Ramaphosa’s survival strategy: the pros and cons
Behind the scenes, the president and his inner circle have adopted a multi-pronged survival strategy. Here is how it stacks up:
| Strategy | Pros | Cons |
|---|---|---|
| Deflection through legal process | Buys time; frames the saga as a legal matter, not a political one | Prolongs uncertainty; keeps the story in the headlines |
| Rallying the NEC and ANC structures | Reinforces party loyalty; reminds wavering members of his value | Risks alienating branches demanding accountability |
| High-profile international engagement | Restores global credibility; signals business-as-usual | Looks tone-deaf to voters struggling with load-shedding and unemployment |
| Cabinet reshuffles and policy announcements | Creates a sense of momentum and renewal | Can come across as reactive rather than visionary |
| Avoiding direct public engagement on Phala Phala | Limits chances of gaffes or damaging admissions | Fuels the perception that he is hiding something |
The key takeaway from this table is that each move Ramaphosa makes buys him political oxygen in the short term, but none of them decisively resolves the underlying trust deficit. South Africans are not just judging him on Phala Phala — they are judging him on unemployment above 32%, rolling blackouts, and a crime wave that has left communities feeling abandoned.
A president under fire from all sides
It is not only the opposition that has turned up the heat. Some voices within his own party and broader civil society have openly described Ramaphosa as an absent and disappointing leader — a charge that stings precisely because it echoes the frustrations of voters who backed him in 2018 as a break from the Zuma years. The criticism cuts both ways: too cautious on reform for some, too compromised on ethics for others. The result is a leader who has struggled to build a durable coalition of support, even within his own movement.
Trade union federations like Cosatu and the South African Communist Party (SACP), once reliable allies, have grown restless. Business bodies, including Business Unity South Africa (BUSA), have urged him to focus on the economic agenda rather than internal ANC battles. Meanwhile, civil society organisations continue to press for transparency, including the full release of the Section 89 report on the president’s alleged misconduct.
What happens next?
The next few months will be decisive. Several key inflection points are on the horizon:
- Parliamentary debates on the Phala Phala report and any motion to revisit impeachment
- The ANC’s January 8 statement, which will signal the party’s official line heading into 2024
- The Electoral Commission’s final candidate lists, which will determine whether Ramaphosa leads the ANC’s national campaign
- Ongoing legal proceedings, including any appeals or new evidence in the Phala Phala matter
Each of these moments carries the potential to either reset the narrative or deepen the crisis.

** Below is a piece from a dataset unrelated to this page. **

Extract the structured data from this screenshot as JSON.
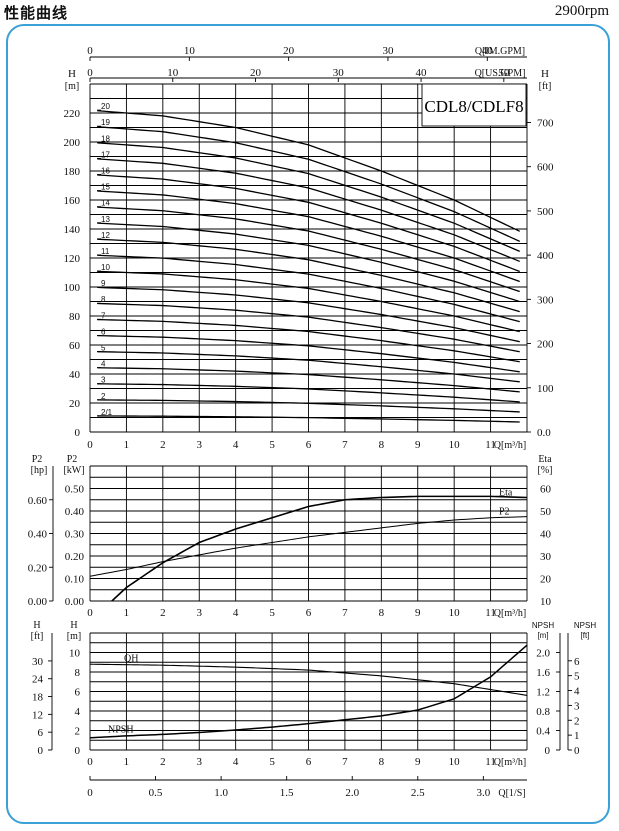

Ramaphosa remains a president with genuine achievements to his name — the Zondo Commission testimony, the economic reconstruction and recovery plan, and a measured response to the July 2021 unrest and the COVID-19 vaccine rollout among them. But political capital is finite, and his has been spent at an alarming rate. Whether he can rebuild trust, push through the reforms South Africa desperately needs, and lead the ANC into the next election will depend on more than just political survival — it will depend on whether he is willing to come clean, take responsibility, and govern with the transparency his office demands. The Phala Phala saga has become a referendum on that very question, and South Africans are still waiting for a definitive answer.